Uncle Sam is a 1997 Slasher Movie, created by the duo of Larry Cohen and William Lustig.

During the Gulf War, sadistic mercenary door gunner Master Sergeant Sam Harper (David Fralick) was killed along with his crew when their helicopter was shot down by friendly fire over Kuwait. Due to the seclusion of the impact site, Sam's charred corpse went undiscovered for three years, but when it was found, he randomly sprung to life and murdered two fellow soldiers, a sergeant and a major, before falling inert. After the double homicide was presumably blamed on enemy forces, Sam's body was collected and shipped to his hometown of Twin Rivers, where it was left in the possession of his family; his wife Louise, who is currently dating local Deputy Phil Burke, (Matthew Flint) and sister Sally (Leslie Neale), whose son, an awkward and extremely patriotic boy named Jody (Christopher Ogden), idolized Sam, unaware of his violent and troubled past.

As Sam's family and friends —of which includes his mentor, former sergeant Jed Crowley (Isaac Hayes), who regrets filling Sam's head with stories of the glories of war, pay their reluctant respects to the dead man, the town prepares for its Fourth of July celebration, which local and extremely corrupt congressman Alvin Cummings (Robert Forster) will be attending, in an attempt to salvage his public image. Unfortunately for Twin Rivers, Sam comes out of hibernation when the clock strikes midnight on July 3rd, kills a perverted man for his Uncle Sam costume, and sets about murdering all those he views as unpatriotic, including but not limited to flag burners, draft dodgers, tax evaders, stoners and slimy politicians. When Sam ultimately crashes the town's Fourth of July celebration, Jody and Jed, and a crippled boy named Barry Cronin with an inexplicable connection to Sam must work together to send the psycho soldier back to Hell.

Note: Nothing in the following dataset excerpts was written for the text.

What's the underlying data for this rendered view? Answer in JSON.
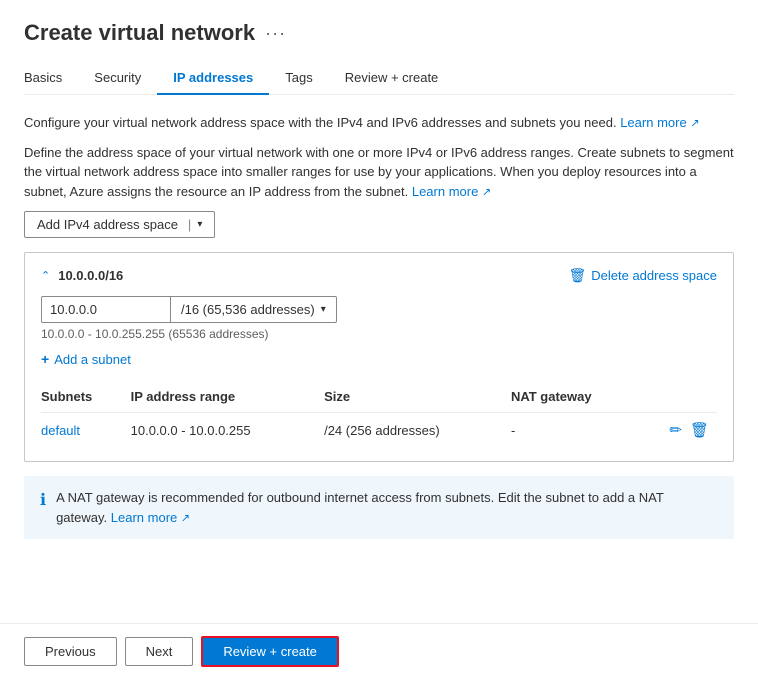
{
  "page": {
    "title": "Create virtual network",
    "ellipsis": "···"
  },
  "tabs": [
    {
      "id": "basics",
      "label": "Basics",
      "active": false
    },
    {
      "id": "security",
      "label": "Security",
      "active": false
    },
    {
      "id": "ip-addresses",
      "label": "IP addresses",
      "active": true
    },
    {
      "id": "tags",
      "label": "Tags",
      "active": false
    },
    {
      "id": "review-create",
      "label": "Review + create",
      "active": false
    }
  ],
  "description1": "Configure your virtual network address space with the IPv4 and IPv6 addresses and subnets you need.",
  "description1_link": "Learn more",
  "description2": "Define the address space of your virtual network with one or more IPv4 or IPv6 address ranges. Create subnets to segment the virtual network address space into smaller ranges for use by your applications. When you deploy resources into a subnet, Azure assigns the resource an IP address from the subnet.",
  "description2_link": "Learn more",
  "add_ipv4_btn": "Add IPv4 address space",
  "address_space": {
    "cidr": "10.0.0.0/16",
    "ip_value": "10.0.0.0",
    "ip_placeholder": "10.0.0.0",
    "cidr_option": "/16 (65,536 addresses)",
    "range_hint": "10.0.0.0 - 10.0.255.255 (65536 addresses)",
    "delete_label": "Delete address space",
    "add_subnet_label": "Add a subnet"
  },
  "subnets_table": {
    "columns": [
      "Subnets",
      "IP address range",
      "Size",
      "NAT gateway"
    ],
    "rows": [
      {
        "name": "default",
        "ip_range": "10.0.0.0 - 10.0.0.255",
        "size": "/24 (256 addresses)",
        "nat_gateway": "-"
      }
    ]
  },
  "info_banner": {
    "text": "A NAT gateway is recommended for outbound internet access from subnets. Edit the subnet to add a NAT gateway.",
    "link": "Learn more"
  },
  "buttons": {
    "previous": "Previous",
    "next": "Next",
    "review_create": "Review + create"
  }
}
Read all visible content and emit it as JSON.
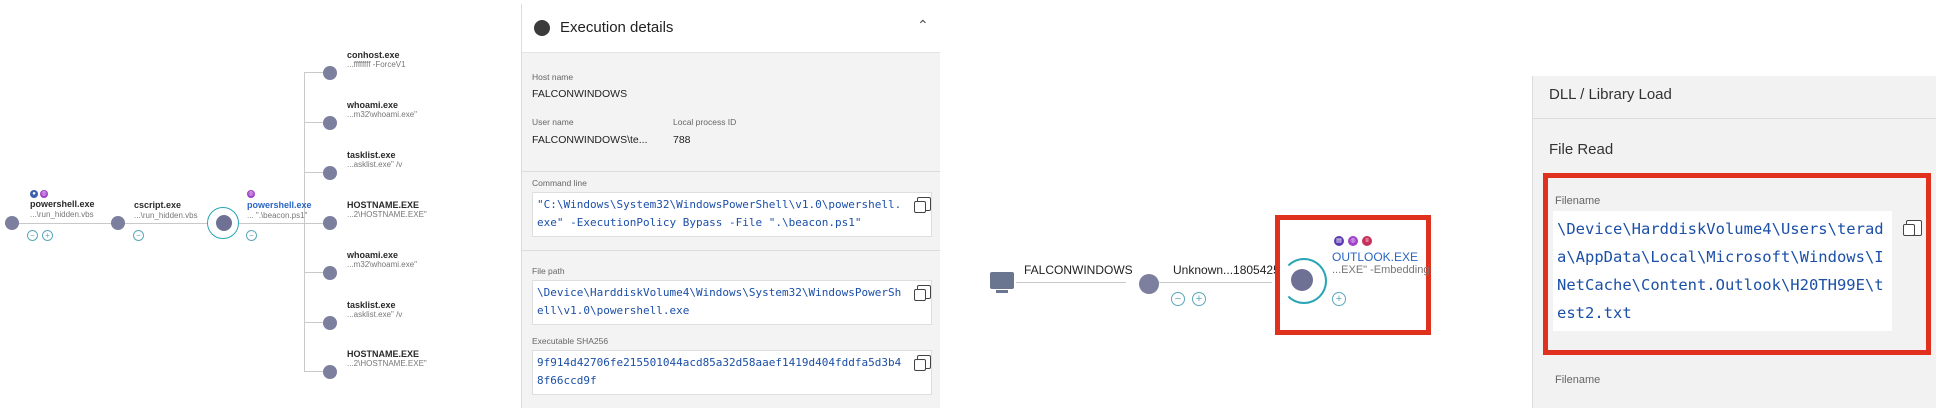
{
  "tree": {
    "nodes": [
      {
        "title": "powershell.exe",
        "sub": "...\\run_hidden.vbs"
      },
      {
        "title": "cscript.exe",
        "sub": "...\\run_hidden.vbs"
      },
      {
        "title": "powershell.exe",
        "sub": "... \".\\beacon.ps1\""
      },
      {
        "title": "conhost.exe",
        "sub": "...ffffffff -ForceV1"
      },
      {
        "title": "whoami.exe",
        "sub": "...m32\\whoami.exe\""
      },
      {
        "title": "tasklist.exe",
        "sub": "...asklist.exe\" /v"
      },
      {
        "title": "HOSTNAME.EXE",
        "sub": "...2\\HOSTNAME.EXE\""
      },
      {
        "title": "whoami.exe",
        "sub": "...m32\\whoami.exe\""
      },
      {
        "title": "tasklist.exe",
        "sub": "...asklist.exe\" /v"
      },
      {
        "title": "HOSTNAME.EXE",
        "sub": "...2\\HOSTNAME.EXE\""
      }
    ],
    "colors": {
      "node": "#7c7f9e",
      "ring": "#2aa5b5",
      "selected_title": "#2a64c4"
    }
  },
  "exec": {
    "title": "Execution details",
    "host_label": "Host name",
    "host_value": "FALCONWINDOWS",
    "user_label": "User name",
    "user_value": "FALCONWINDOWS\\te...",
    "pid_label": "Local process ID",
    "pid_value": "788",
    "cmd_label": "Command line",
    "cmd_value": "\"C:\\Windows\\System32\\WindowsPowerShell\\v1.0\\powershell.exe\" -ExecutionPolicy Bypass -File \".\\beacon.ps1\"",
    "path_label": "File path",
    "path_value": "\\Device\\HarddiskVolume4\\Windows\\System32\\WindowsPowerShell\\v1.0\\powershell.exe",
    "sha_label": "Executable SHA256",
    "sha_value": "9f914d42706fe215501044acd85a32d58aaef1419d404fddfa5d3b48f66ccd9f"
  },
  "outlook": {
    "host": "FALCONWINDOWS",
    "unknown": "Unknown...1805425",
    "process_title": "OUTLOOK.EXE",
    "process_sub": "...EXE\" -Embedding",
    "highlight_color": "#e0301e"
  },
  "file": {
    "section1": "DLL / Library Load",
    "section2": "File Read",
    "filename_label": "Filename",
    "filename_value": "\\Device\\HarddiskVolume4\\Users\\terada\\AppData\\Local\\Microsoft\\Windows\\INetCache\\Content.Outlook\\H20TH99E\\test2.txt",
    "filename_label2": "Filename"
  }
}
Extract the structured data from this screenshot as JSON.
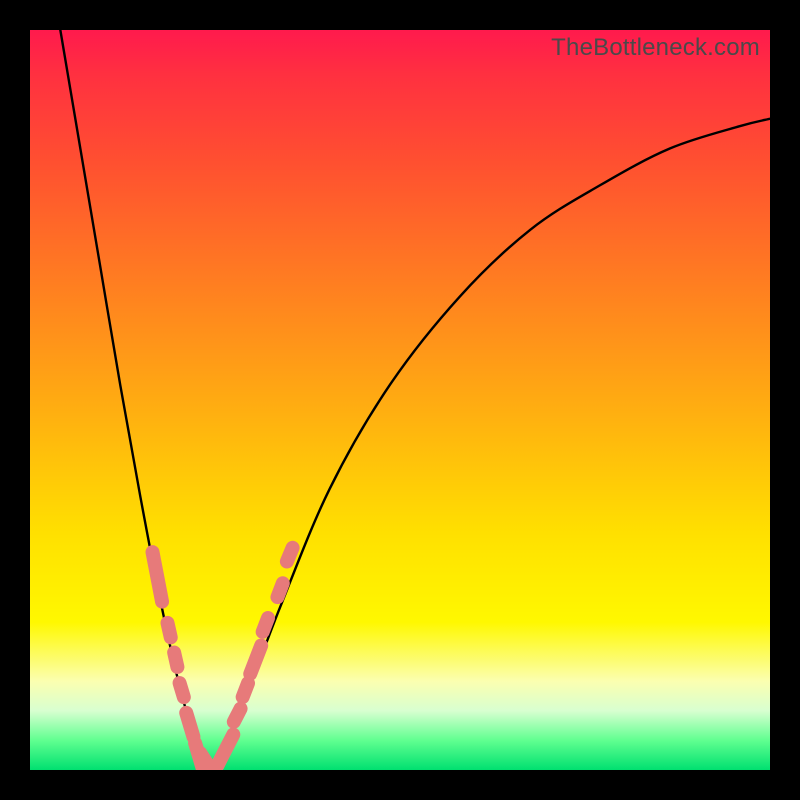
{
  "watermark": "TheBottleneck.com",
  "colors": {
    "background_frame": "#000000",
    "gradient_top": "#ff1a4d",
    "gradient_bottom": "#00e070",
    "curve_stroke": "#000000",
    "marker_fill": "#e77a7a"
  },
  "chart_data": {
    "type": "line",
    "title": "",
    "xlabel": "",
    "ylabel": "",
    "xlim": [
      0,
      1
    ],
    "ylim": [
      0,
      1
    ],
    "note": "No numeric tick labels are rendered in the source image; x and y are normalized 0–1 within the gradient frame (y=0 at bottom, y=1 at top). Values are estimated from pixel positions.",
    "series": [
      {
        "name": "left_curve",
        "x": [
          0.041,
          0.068,
          0.095,
          0.122,
          0.149,
          0.176,
          0.203,
          0.23,
          0.243
        ],
        "y": [
          1.0,
          0.84,
          0.68,
          0.52,
          0.37,
          0.23,
          0.11,
          0.02,
          0.0
        ]
      },
      {
        "name": "right_curve",
        "x": [
          0.243,
          0.284,
          0.338,
          0.405,
          0.486,
          0.581,
          0.676,
          0.77,
          0.865,
          0.959,
          1.0
        ],
        "y": [
          0.0,
          0.08,
          0.22,
          0.38,
          0.52,
          0.64,
          0.73,
          0.79,
          0.84,
          0.87,
          0.88
        ]
      }
    ],
    "markers": {
      "type": "capsule",
      "color": "#e77a7a",
      "placements": [
        {
          "branch": "left",
          "x": 0.172,
          "y": 0.261,
          "len": 0.068
        },
        {
          "branch": "left",
          "x": 0.188,
          "y": 0.189,
          "len": 0.02
        },
        {
          "branch": "left",
          "x": 0.197,
          "y": 0.149,
          "len": 0.02
        },
        {
          "branch": "left",
          "x": 0.205,
          "y": 0.108,
          "len": 0.02
        },
        {
          "branch": "left",
          "x": 0.216,
          "y": 0.061,
          "len": 0.034
        },
        {
          "branch": "left",
          "x": 0.228,
          "y": 0.02,
          "len": 0.034
        },
        {
          "branch": "left",
          "x": 0.243,
          "y": 0.003,
          "len": 0.047
        },
        {
          "branch": "right",
          "x": 0.264,
          "y": 0.027,
          "len": 0.047
        },
        {
          "branch": "right",
          "x": 0.28,
          "y": 0.074,
          "len": 0.02
        },
        {
          "branch": "right",
          "x": 0.291,
          "y": 0.108,
          "len": 0.02
        },
        {
          "branch": "right",
          "x": 0.305,
          "y": 0.149,
          "len": 0.041
        },
        {
          "branch": "right",
          "x": 0.318,
          "y": 0.196,
          "len": 0.02
        },
        {
          "branch": "right",
          "x": 0.338,
          "y": 0.243,
          "len": 0.02
        },
        {
          "branch": "right",
          "x": 0.351,
          "y": 0.291,
          "len": 0.02
        }
      ]
    }
  }
}
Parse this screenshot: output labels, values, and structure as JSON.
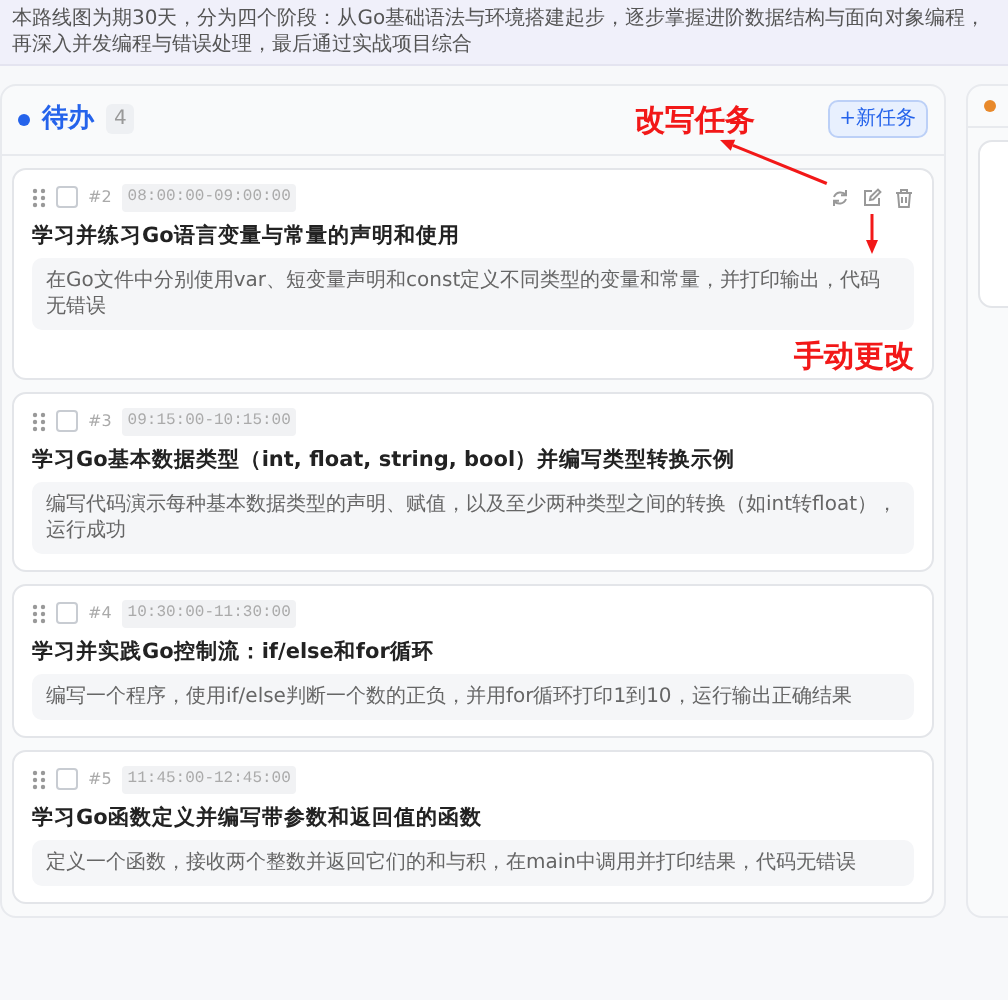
{
  "banner": "本路线图为期30天，分为四个阶段：从Go基础语法与环境搭建起步，逐步掌握进阶数据结构与面向对象编程，再深入并发编程与错误处理，最后通过实战项目综合",
  "columns": [
    {
      "title": "待办",
      "count": "4",
      "color": "#2563eb",
      "add_button": "+新任务",
      "tasks": [
        {
          "number": "#2",
          "time": "08:00:00-09:00:00",
          "title": "学习并练习Go语言变量与常量的声明和使用",
          "description": "在Go文件中分别使用var、短变量声明和const定义不同类型的变量和常量，并打印输出，代码无错误",
          "checked": false,
          "hovered": true
        },
        {
          "number": "#3",
          "time": "09:15:00-10:15:00",
          "title": "学习Go基本数据类型（int, float, string, bool）并编写类型转换示例",
          "description": "编写代码演示每种基本数据类型的声明、赋值，以及至少两种类型之间的转换（如int转float），运行成功",
          "checked": false,
          "hovered": false
        },
        {
          "number": "#4",
          "time": "10:30:00-11:30:00",
          "title": "学习并实践Go控制流：if/else和for循环",
          "description": "编写一个程序，使用if/else判断一个数的正负，并用for循环打印1到10，运行输出正确结果",
          "checked": false,
          "hovered": false
        },
        {
          "number": "#5",
          "time": "11:45:00-12:45:00",
          "title": "学习Go函数定义并编写带参数和返回值的函数",
          "description": "定义一个函数，接收两个整数并返回它们的和与积，在main中调用并打印结果，代码无错误",
          "checked": false,
          "hovered": false
        }
      ]
    },
    {
      "color": "#e8892b"
    }
  ],
  "annotations": [
    {
      "text": "改写任务"
    },
    {
      "text": "手动更改"
    }
  ]
}
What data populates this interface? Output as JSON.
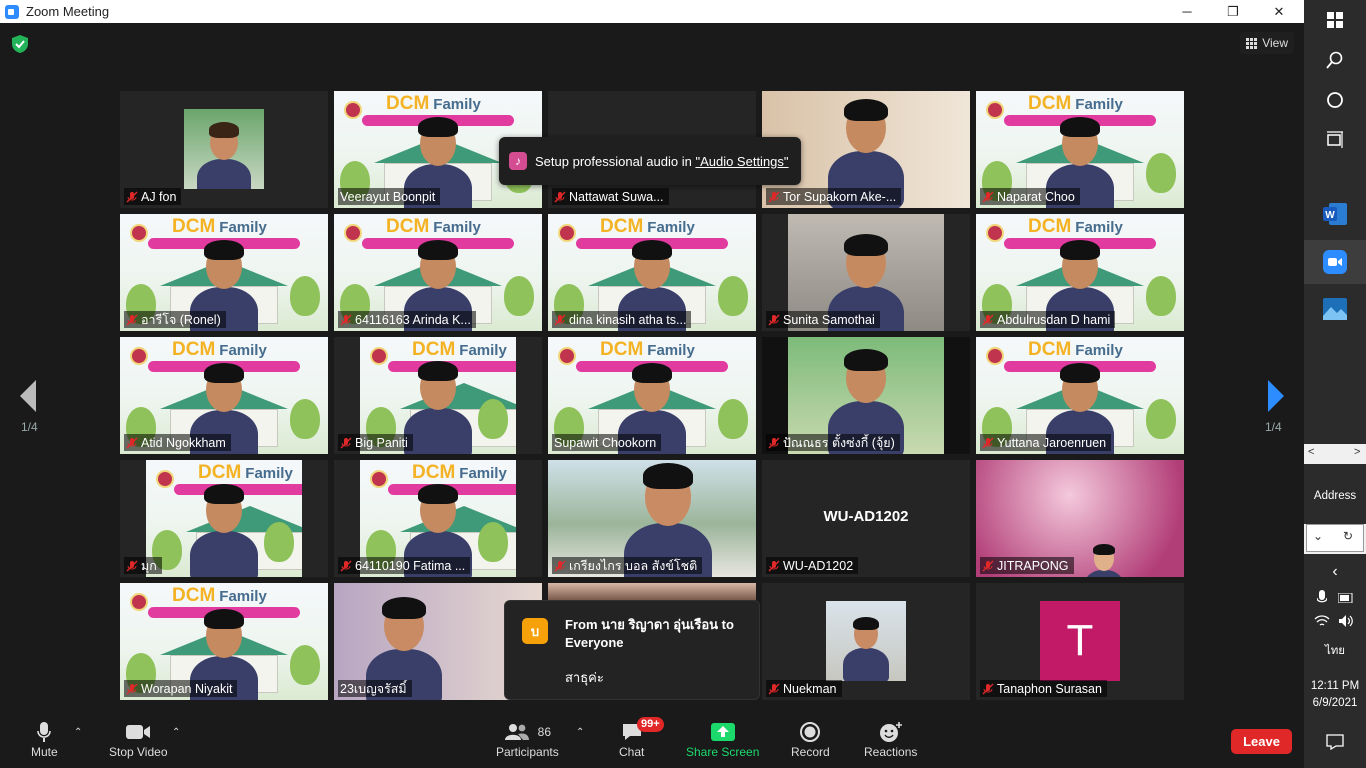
{
  "window": {
    "title": "Zoom Meeting",
    "minimize": "─",
    "maximize": "❐",
    "close": "✕"
  },
  "header": {
    "view_label": "View"
  },
  "pagination": {
    "left": "1/4",
    "right": "1/4"
  },
  "colors": {
    "active_speaker": "#c9e64a",
    "leave": "#e02828",
    "share": "#1bd96b",
    "zoom_blue": "#2d8cff"
  },
  "tiles": [
    {
      "name": "AJ fon"
    },
    {
      "name": "Veerayut Boonpit"
    },
    {
      "name": "Nattawat  Suwa..."
    },
    {
      "name": "Tor Supakorn Ake-..."
    },
    {
      "name": "Naparat Choo"
    },
    {
      "name": "อารีโจ (Ronel)"
    },
    {
      "name": "64116163 Arinda K..."
    },
    {
      "name": "dina kinasih atha ts..."
    },
    {
      "name": "Sunita Samothai"
    },
    {
      "name": "Abdulrusdan D hami"
    },
    {
      "name": "Atid Ngokkham"
    },
    {
      "name": "Big Paniti"
    },
    {
      "name": "Supawit Chookorn"
    },
    {
      "name": "ปัณณธร ตั้งซ่งกี้ (จุ้ย)"
    },
    {
      "name": "Yuttana Jaroenruen"
    },
    {
      "name": "มุก"
    },
    {
      "name": "64110190 Fatima ..."
    },
    {
      "name": "เกรียงไกร บอล สังข์โชติ"
    },
    {
      "name": "WU-AD1202"
    },
    {
      "name": "JITRAPONG"
    },
    {
      "name": "Worapan Niyakit"
    },
    {
      "name": "23เบญจรัสมิ์"
    },
    {
      "name": ""
    },
    {
      "name": "Nuekman"
    },
    {
      "name": "Tanaphon Surasan"
    }
  ],
  "dcm": {
    "title": "DCM",
    "family": "Family"
  },
  "avatar_letter": "T",
  "audio_toast": {
    "text": "Setup professional audio in ",
    "link": "\"Audio Settings\"",
    "icon": "music-note-icon"
  },
  "chat_popup": {
    "badge": "บ",
    "from": "From นาย ริญาดา อุ่นเรือน to Everyone",
    "message": "สาธุค่ะ"
  },
  "toolbar": {
    "mute": "Mute",
    "stop_video": "Stop Video",
    "participants": "Participants",
    "participants_count": "86",
    "chat": "Chat",
    "chat_badge": "99+",
    "share_screen": "Share Screen",
    "record": "Record",
    "reactions": "Reactions",
    "leave": "Leave"
  },
  "taskbar": {
    "address": "Address",
    "time": "12:11 PM",
    "date": "6/9/2021",
    "language": "ไทย"
  }
}
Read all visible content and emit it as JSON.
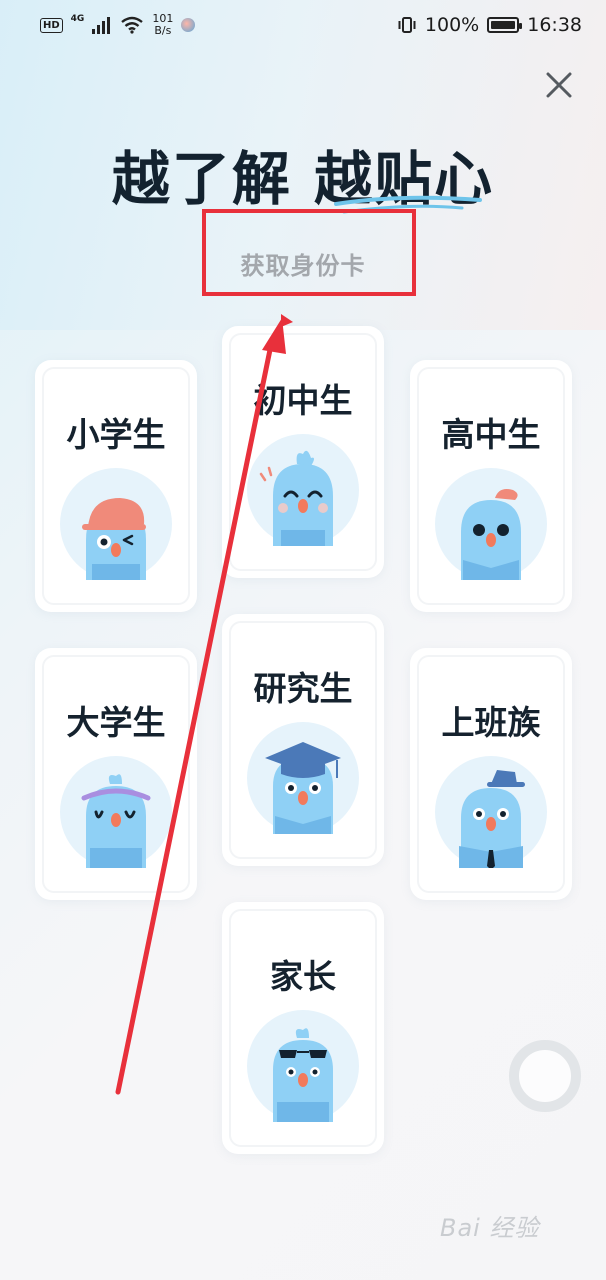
{
  "status_bar": {
    "hd": "HD",
    "network": "4G",
    "speed_value": "101",
    "speed_unit": "B/s",
    "battery": "100%",
    "time": "16:38"
  },
  "header": {
    "title": "越了解 越贴心",
    "subtitle": "获取身份卡"
  },
  "cards": [
    {
      "label": "小学生",
      "accessory": "cap"
    },
    {
      "label": "初中生",
      "accessory": "tuft"
    },
    {
      "label": "高中生",
      "accessory": "beret"
    },
    {
      "label": "大学生",
      "accessory": "headband"
    },
    {
      "label": "研究生",
      "accessory": "graduation-cap"
    },
    {
      "label": "上班族",
      "accessory": "fedora"
    },
    {
      "label": "家长",
      "accessory": "sunglasses"
    }
  ],
  "watermark": "Bai 经验",
  "colors": {
    "accent_red": "#e8303b",
    "title_dark": "#13222f",
    "mascot_blue": "#8fd0f5",
    "avatar_bg": "#e6f3fb"
  }
}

This film provides examples of the following tropes:

  • Artificial Limbs: Jed's wooden right leg.
  • Asshole Victim: Almost all the victims are given one or two (unpatriotic) Kick the Dog moments.
  • Auto Erotica: A couple are briefly seen making out in an abandoned car.
  • Ax-Crazy: Sam, even before he became undead. Even if he hadn't enlisted and been killed, he probably would've become a Serial Killer, a mercenary, a Terrorist Without A Cause of the Western Terrorists variety or something anyway.
  • Believing Their Own Lies: It's very likely that Sam bought into his own line of bullshit about being a patriot. Long before that, he enjoyed hurting other people, and only joined the army as an excuse to kill.
  • Big Brother Bully: Sam made his sister Sally's life hell since she was six years old. He's also heavily implied to have molested her; it's to the extent that Sally openly admits she was happy when Sam got married and moved out, because then he'd have someone else to victimize.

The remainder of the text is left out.